Avextra AG is participating as an industry partner in the PsyPal study, a Horizon Europe EU-funded research project investigating psilocybin-assisted therapy. Scheduled to commence in 2025, this randomized controlled trial will explore psilocybin's potential in alleviating psychological distress in palliative care patients across Denmark, Portugal, the Netherlands, and Czechia. The study is sponsored by the University Medical Center Groningen in the Netherlands.

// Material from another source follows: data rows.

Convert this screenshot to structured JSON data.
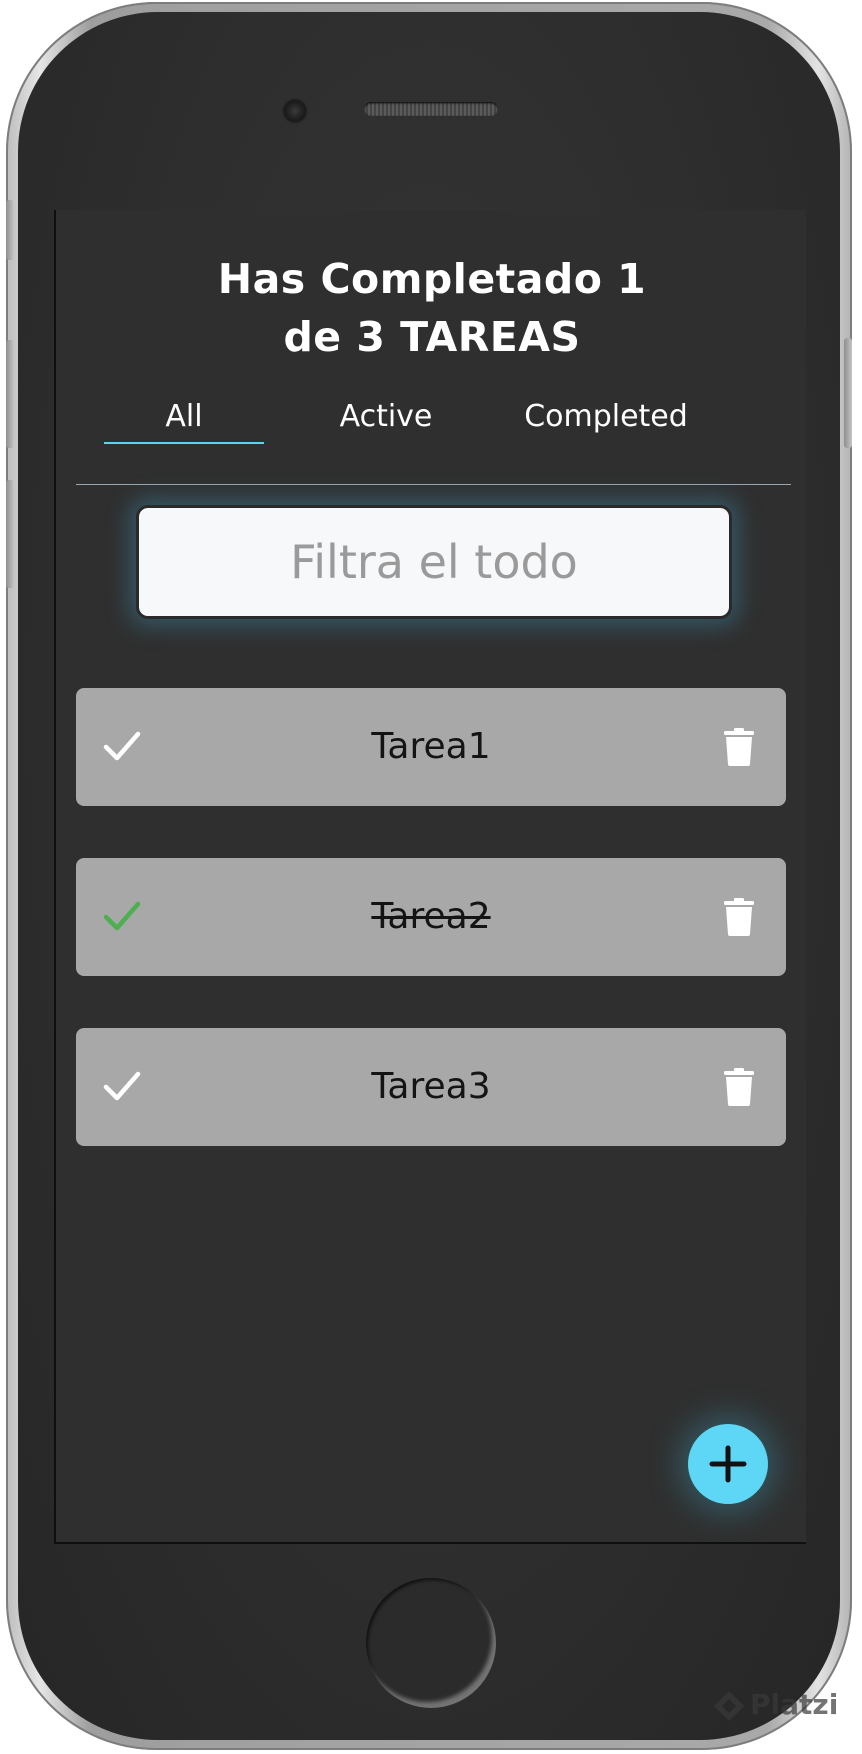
{
  "header": {
    "title_line1": "Has Completado 1",
    "title_line2": "de 3 TAREAS"
  },
  "tabs": [
    {
      "label": "All",
      "active": true
    },
    {
      "label": "Active",
      "active": false
    },
    {
      "label": "Completed",
      "active": false
    }
  ],
  "search": {
    "placeholder": "Filtra el todo",
    "value": ""
  },
  "todos": [
    {
      "text": "Tarea1",
      "completed": false,
      "check_icon": "check-icon",
      "delete_icon": "trash-icon"
    },
    {
      "text": "Tarea2",
      "completed": true,
      "check_icon": "check-icon",
      "delete_icon": "trash-icon"
    },
    {
      "text": "Tarea3",
      "completed": false,
      "check_icon": "check-icon",
      "delete_icon": "trash-icon"
    }
  ],
  "fab": {
    "icon": "plus-icon"
  },
  "watermark": {
    "text": "Platzi"
  },
  "colors": {
    "screen_background": "#2f2f2f",
    "accent": "#5dd7f5",
    "todo_background": "#a8a8a8",
    "check_completed": "#4caf50",
    "check_default": "#ffffff",
    "tab_underline": "#5fd3ee"
  }
}
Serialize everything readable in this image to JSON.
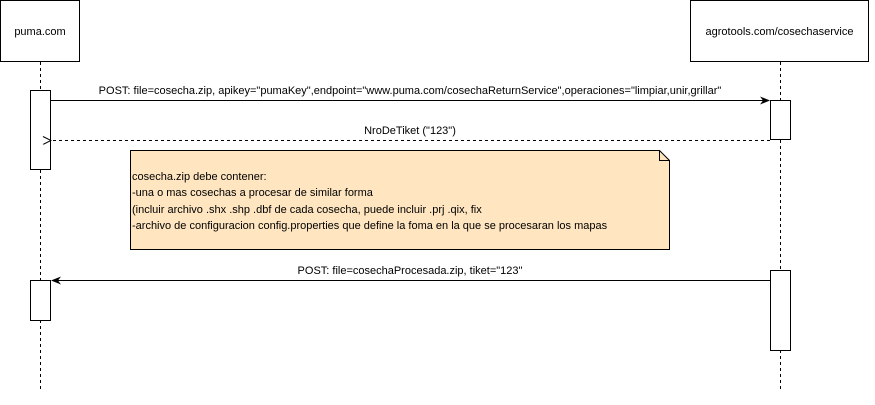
{
  "participants": {
    "left": "puma.com",
    "right": "agrotools.com/cosechaservice"
  },
  "messages": {
    "request": "POST: file=cosecha.zip, apikey=\"pumaKey\",endpoint=\"www.puma.com/cosechaReturnService\",operaciones=\"limpiar,unir,grillar\"",
    "response": "NroDeTiket (\"123\")",
    "callback": "POST: file=cosechaProcesada.zip, tiket=\"123\""
  },
  "note": {
    "lines": [
      "cosecha.zip debe contener:",
      "-una o mas cosechas a procesar de similar forma",
      "(incluir archivo .shx .shp .dbf de cada cosecha, puede incluir .prj .qix, fix",
      "-archivo de configuracion config.properties que define la foma en la que se procesaran los mapas"
    ]
  },
  "colors": {
    "note_fill": "#ffe6c0",
    "line": "#000000",
    "background": "#ffffff"
  }
}
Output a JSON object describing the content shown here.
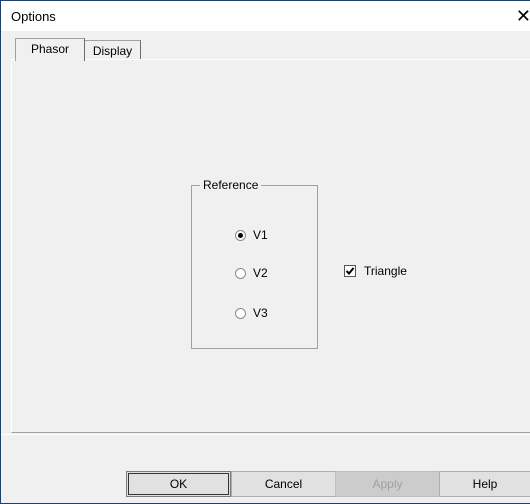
{
  "window": {
    "title": "Options",
    "close_glyph": "✕",
    "close_icon": "close-icon"
  },
  "tabs": [
    {
      "label": "Phasor",
      "active": true
    },
    {
      "label": "Display",
      "active": false
    }
  ],
  "phasor": {
    "reference_group_label": "Reference",
    "reference_options": [
      {
        "label": "V1",
        "selected": true
      },
      {
        "label": "V2",
        "selected": false
      },
      {
        "label": "V3",
        "selected": false
      }
    ],
    "triangle": {
      "label": "Triangle",
      "checked": true
    }
  },
  "buttons": {
    "ok": "OK",
    "cancel": "Cancel",
    "apply": "Apply",
    "help": "Help"
  }
}
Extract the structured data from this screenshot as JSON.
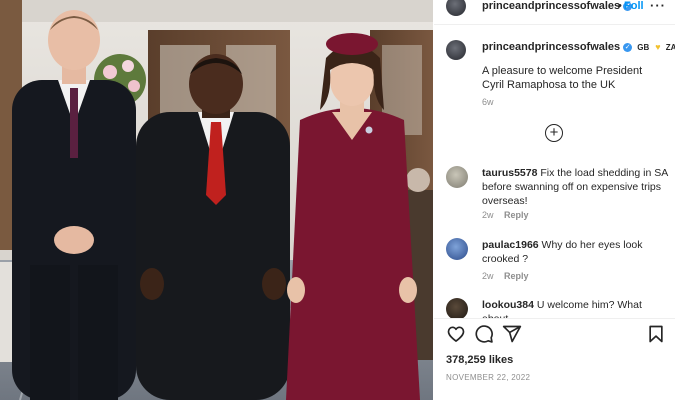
{
  "post": {
    "username": "princeandprincessofwales",
    "verified_mark": "✓",
    "dot": "•",
    "follow_label": "Foll",
    "more_label": "···"
  },
  "caption": {
    "username": "princeandprincessofwales",
    "flag1": "GB",
    "flag2": "ZA",
    "text": "A pleasure to welcome President Cyril Ramaphosa to the UK",
    "time": "6w"
  },
  "load_more_label": "+",
  "comments": [
    {
      "username": "taurus5578",
      "text": "Fix the load shedding in SA before swanning off on expensive trips overseas!",
      "time": "2w",
      "reply": "Reply"
    },
    {
      "username": "paulac1966",
      "text": "Why do her eyes look crooked ?",
      "time": "2w",
      "reply": "Reply"
    },
    {
      "username": "lookou384",
      "text": "U welcome him? What about"
    }
  ],
  "likes": "378,259 likes",
  "date": "NOVEMBER 22, 2022",
  "icons": {
    "like": "heart-icon",
    "comment": "comment-icon",
    "share": "share-icon",
    "save": "bookmark-icon"
  },
  "colors": {
    "accent": "#0095f6",
    "verified": "#3897f0",
    "muted": "#8e8e8e",
    "dress": "#7a1630"
  }
}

The PsyPal study marks a significant milestone in the field, initiated by a pan-European consortium of clinical sites, universities, companies, and non-profits. Avextra will supply the study drug and placebo, offering regulatory support throughout the submission process. The company aims to support psilocybin therapy for palliative care, working towards Marketing Authorization (MA) to broaden patient access.
Study Focus and Design
PsyPal is designed to evaluate the safety, efficacy, and long-term impact of psilocybin therapy for non-oncology palliative care patients. The trial will focus on individuals suffering from chronic obstructive pulmonary disease (COPD), multiple sclerosis (MS), amyotrophic lateral sclerosis (ALS), and atypical Parkinson’s disease (APD). The study will also explore patient access models and assess the therapy's impact on caregivers.
The multidisciplinary consortium includes 19 organizations from nine countries and is coordinated by the University Medical Centre Groningen, in partnership with HumanKindLabs. Ulf Bremberg, CEO of HumanKindLabs, stated, "This study is a testament to what’s possible when academia, industry, and patient advocates unite for a common cause. Together, we’re creating a holistic approach that addresses depression and distress in palliative care in a comprehensive way."
Avextra's Perspective
Bernhard Babel, CEO of Avextra, commented, "For Avextra, PsyPal is not a one-off but an additional milestone of our clinical journey. We are paving the way for a future where psychoactive plant-based substances seamlessly integrate into evidence-based mainstream health care."
Correction
An earlier press release mentioned EU and EMA approval. The study is authorized with conditions according to the Clinical Trials Regulation (CTR).